There was plenty of turmoil as Hank seemed to be in a particularly sour mood, leading to a breakdown in team chemistry that might require an emergency mediation session. Between Hank’s obsession with whales breaching and Billy’s "horny" picks, it was one of the most contentious segments in show history.
Fyre Fest of the Week
To wrap things up, the guys shared their Fyre Fests. Hank is losing his favorite office painting of a naked woman riding a tiger because the original owner wants it back, while Billy is dealing with a fungal infection on his back that he can't quite reach.

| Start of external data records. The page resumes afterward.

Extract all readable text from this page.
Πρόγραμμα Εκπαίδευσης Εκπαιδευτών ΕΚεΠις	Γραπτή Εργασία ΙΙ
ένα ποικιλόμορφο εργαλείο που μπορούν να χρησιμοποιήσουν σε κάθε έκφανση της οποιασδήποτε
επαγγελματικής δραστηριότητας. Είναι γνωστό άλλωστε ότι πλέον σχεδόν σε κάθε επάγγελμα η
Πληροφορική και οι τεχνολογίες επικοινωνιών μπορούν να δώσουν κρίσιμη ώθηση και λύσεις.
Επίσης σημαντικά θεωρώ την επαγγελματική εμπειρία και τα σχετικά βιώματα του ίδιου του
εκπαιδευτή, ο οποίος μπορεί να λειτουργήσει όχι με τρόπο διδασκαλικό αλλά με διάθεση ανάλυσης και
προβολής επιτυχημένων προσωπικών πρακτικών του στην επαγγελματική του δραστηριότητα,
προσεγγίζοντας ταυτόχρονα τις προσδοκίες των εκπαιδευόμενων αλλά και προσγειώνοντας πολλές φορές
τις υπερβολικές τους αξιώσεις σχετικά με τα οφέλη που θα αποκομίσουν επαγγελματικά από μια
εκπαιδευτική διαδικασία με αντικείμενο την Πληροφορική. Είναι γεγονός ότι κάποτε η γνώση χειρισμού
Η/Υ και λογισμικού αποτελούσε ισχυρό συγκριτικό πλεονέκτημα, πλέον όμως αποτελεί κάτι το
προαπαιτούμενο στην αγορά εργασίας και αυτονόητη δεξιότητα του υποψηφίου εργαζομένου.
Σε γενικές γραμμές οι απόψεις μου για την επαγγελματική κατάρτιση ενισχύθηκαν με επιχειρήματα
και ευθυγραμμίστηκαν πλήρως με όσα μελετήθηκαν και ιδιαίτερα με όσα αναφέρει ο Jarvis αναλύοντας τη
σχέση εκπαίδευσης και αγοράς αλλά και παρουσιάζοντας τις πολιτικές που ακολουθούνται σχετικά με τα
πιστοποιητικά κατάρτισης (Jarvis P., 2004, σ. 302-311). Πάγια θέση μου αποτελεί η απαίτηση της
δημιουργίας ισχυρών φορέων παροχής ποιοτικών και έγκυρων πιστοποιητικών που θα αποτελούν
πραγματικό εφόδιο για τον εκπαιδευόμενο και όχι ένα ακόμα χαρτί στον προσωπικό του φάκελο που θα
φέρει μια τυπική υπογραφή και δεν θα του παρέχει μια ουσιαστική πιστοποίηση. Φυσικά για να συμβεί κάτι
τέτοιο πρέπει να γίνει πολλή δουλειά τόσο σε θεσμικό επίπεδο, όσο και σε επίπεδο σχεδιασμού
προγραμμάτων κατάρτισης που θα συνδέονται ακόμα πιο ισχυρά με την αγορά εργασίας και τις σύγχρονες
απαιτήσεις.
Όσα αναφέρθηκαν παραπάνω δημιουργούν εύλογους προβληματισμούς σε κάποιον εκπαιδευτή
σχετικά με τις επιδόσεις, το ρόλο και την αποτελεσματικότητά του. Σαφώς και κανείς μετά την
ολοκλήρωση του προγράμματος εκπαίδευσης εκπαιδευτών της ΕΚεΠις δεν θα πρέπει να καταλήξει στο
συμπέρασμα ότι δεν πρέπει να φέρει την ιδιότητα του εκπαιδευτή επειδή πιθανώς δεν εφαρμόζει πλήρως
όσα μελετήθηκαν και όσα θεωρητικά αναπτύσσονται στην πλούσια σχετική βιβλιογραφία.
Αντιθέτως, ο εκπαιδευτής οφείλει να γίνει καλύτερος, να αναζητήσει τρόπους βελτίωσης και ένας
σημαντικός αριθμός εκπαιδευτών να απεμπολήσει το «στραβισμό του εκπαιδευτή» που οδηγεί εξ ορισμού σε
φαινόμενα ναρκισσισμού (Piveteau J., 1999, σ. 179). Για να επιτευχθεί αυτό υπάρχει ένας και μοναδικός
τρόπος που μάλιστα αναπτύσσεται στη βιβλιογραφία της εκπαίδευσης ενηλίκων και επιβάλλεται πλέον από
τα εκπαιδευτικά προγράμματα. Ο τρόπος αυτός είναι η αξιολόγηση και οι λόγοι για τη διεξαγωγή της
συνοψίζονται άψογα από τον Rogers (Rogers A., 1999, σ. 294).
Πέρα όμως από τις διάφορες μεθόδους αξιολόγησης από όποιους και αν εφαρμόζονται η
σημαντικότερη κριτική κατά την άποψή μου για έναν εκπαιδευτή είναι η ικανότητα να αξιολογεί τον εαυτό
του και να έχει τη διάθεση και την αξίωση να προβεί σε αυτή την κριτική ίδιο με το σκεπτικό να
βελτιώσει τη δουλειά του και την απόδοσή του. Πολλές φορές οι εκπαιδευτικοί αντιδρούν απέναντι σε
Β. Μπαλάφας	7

Big Cat, meanwhile, is staring down the barrel of a 37-year-old's nightmare: a bachelor party weekend.
Hangovers at age 37 are a traumatic experience that ruins your entire week
I'm pre upset at myself for how shitty I'm going to feel on Saturday and Sunday... I know I can reach my peak. It's just the, when I reached my peak, the aftermath is very, very difficult to bounce back with. So I'm, I probably won't feel good again until mid next week. So yeah, pre fire-festing the hangover and the regret that I have from going on a bachelor party at 37.
PFT stood in solidarity with the struggle of aging, noting that the biological tax on a good time has become strictly progressive.
Once you reach a certain age, the hangover punishment for having fun is far worse than the fun itself
The punishment for having fun is now way worse than the fun itself. So you'll just never have fun again. I've kind of reached that point as well where you're scared of what you're going to have to deal with in the aftermath.
Don't let the fungus get you down, Billy.